Daughter of the brahmin Māgandiya. When the Buddha rejected her father's offer of marriage with her, her parents joined the Order, giving her in charge of her uncle, Culla Māgandiya. The latter took her to Udena, king of Kosambī, who made her his chief consort, giving her five hundred ladies in waiting. Māgandiyā was incensed against the Buddha for having called her a "vessel of filth," and, when he came to Kosambī, she planned her revenge. Having discovered that Udena's other queen, Sāmāvatī, and her companions were in the habit of watching for the Buddha through windows in the walls of their rooms, she told the king that Sāmāvatī and her friends were conspiring to kill him. For some time the king refused to believe this, but when the holes were shown to him, he had them closed up and the windows built higher.

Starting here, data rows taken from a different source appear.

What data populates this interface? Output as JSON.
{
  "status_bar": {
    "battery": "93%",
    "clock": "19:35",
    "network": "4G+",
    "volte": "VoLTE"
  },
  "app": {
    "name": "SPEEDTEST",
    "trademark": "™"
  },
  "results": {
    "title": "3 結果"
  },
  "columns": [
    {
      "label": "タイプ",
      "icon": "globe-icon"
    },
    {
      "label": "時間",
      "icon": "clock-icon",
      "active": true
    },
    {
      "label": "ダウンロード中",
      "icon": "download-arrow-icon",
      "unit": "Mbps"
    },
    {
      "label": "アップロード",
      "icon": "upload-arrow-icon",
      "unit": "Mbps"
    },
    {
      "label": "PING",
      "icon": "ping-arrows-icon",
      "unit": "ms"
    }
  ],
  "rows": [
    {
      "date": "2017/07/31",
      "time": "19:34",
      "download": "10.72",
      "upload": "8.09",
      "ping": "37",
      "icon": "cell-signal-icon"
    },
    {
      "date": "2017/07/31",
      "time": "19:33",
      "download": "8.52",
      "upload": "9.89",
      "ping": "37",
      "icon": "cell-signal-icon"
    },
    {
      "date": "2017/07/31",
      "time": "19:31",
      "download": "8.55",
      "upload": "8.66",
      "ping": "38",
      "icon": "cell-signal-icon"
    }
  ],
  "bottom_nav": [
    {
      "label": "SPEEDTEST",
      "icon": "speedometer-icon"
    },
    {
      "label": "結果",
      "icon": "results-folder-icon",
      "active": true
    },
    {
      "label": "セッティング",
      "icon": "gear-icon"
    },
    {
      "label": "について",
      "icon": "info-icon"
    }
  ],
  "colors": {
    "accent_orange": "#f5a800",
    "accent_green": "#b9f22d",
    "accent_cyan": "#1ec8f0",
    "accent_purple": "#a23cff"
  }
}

This plan having failed, Māgandiyā hired a slave to revile and abuse the Buddha in the streets. Ananda suggested to the Buddha that they should go elsewhere. The Buddha answered, "I am like the elephant who has entered the fray, I must endure the darts that come upon me. After seven days the abuse ceased. Māgandiyā then persuaded her uncle to send eight live cocks to the palace and sent a page with them to the king's drinking place. When the king asked what should be done with them, she suggested that Sāmāvatī and her friends should be asked to cook them for him. This the king agreed to do, but the women refused to deprive an animal of its life. Māgandiyā said they should be tested, and sent word by the page that the cocks were to be cooked for the Buddha. The page was bribed to change the live cocks for dead ones on the way, and Sāmāvatī and her companions then cooked them and sent them to the Buddha. But even then the king, though not knowing of the exchange, would not be convinced of Sāmāvatī's disloyalty.

Māgandiyā then obtained a snake from her uncle with its fangs removed. This she inserted in the shell of the flute which Udena carried about, closing the hole with a bunch of flowers. Udena was in the habit of spending a week in turn with each of his three consorts. When he announced his intention of going to Sāmāvatī, Māgandiyā begged of him not to go, saying she had had a dream and feared for his safety. But the king went and Māgandiyā went with him. As he lay asleep with the lute under his pillow she pulled out the bunch of flowers, and the snake lay coiled on his pillow. Māgandiyā screamed and accused Sāmāvatī of designs on the king's life. This time Udena believed her, and placing Sāmāvati and her friends in a line one behind the other, he sent for his bow, which could only be strung by one thousand men, and shot an arrow at Sāmāvatī's breast. But by the power of her goodness the arrow failed to pierce her. Convinced of her innocence, the king pleaded for her forgiveness and gave her a boon. She chose that the Buddha should be invited to come to the palace every day, but the Buddha would not accept the invitation and sent Ananda in his place.

Once more Māgandiyā conspired with her uncle against Sāmāvatī. They had all the pillars of Sāmāvatī's house wrapt in cloth, soaked in oil, and, when she and her women were inside, the house was set fire to. Sāmāvatī saw the flames spreading and exhorted her women to be self possessed, and they attained to various fruits of the Path. Udena questioned Māgandiyā very carefully, and became convinced of her share and that of her uncle in the crime. He then sent for all Māgandiya's relations saying that he wished to reward them. He buried them waist-deep in the palace grounds and covered them with straw; the straw was then set fire to, and when it was burnt he had their bodies ploughed with an iron plough. Pieces of flesh were ripped from Māgandiyā's body, fried like cakes in oil, and Māgandiyā was then forced to eat them.

DhA.i.201f., 210ff.; UdA.383f.; cf. Dvy., 515ff., where Māgandiyā is called Anūpamā.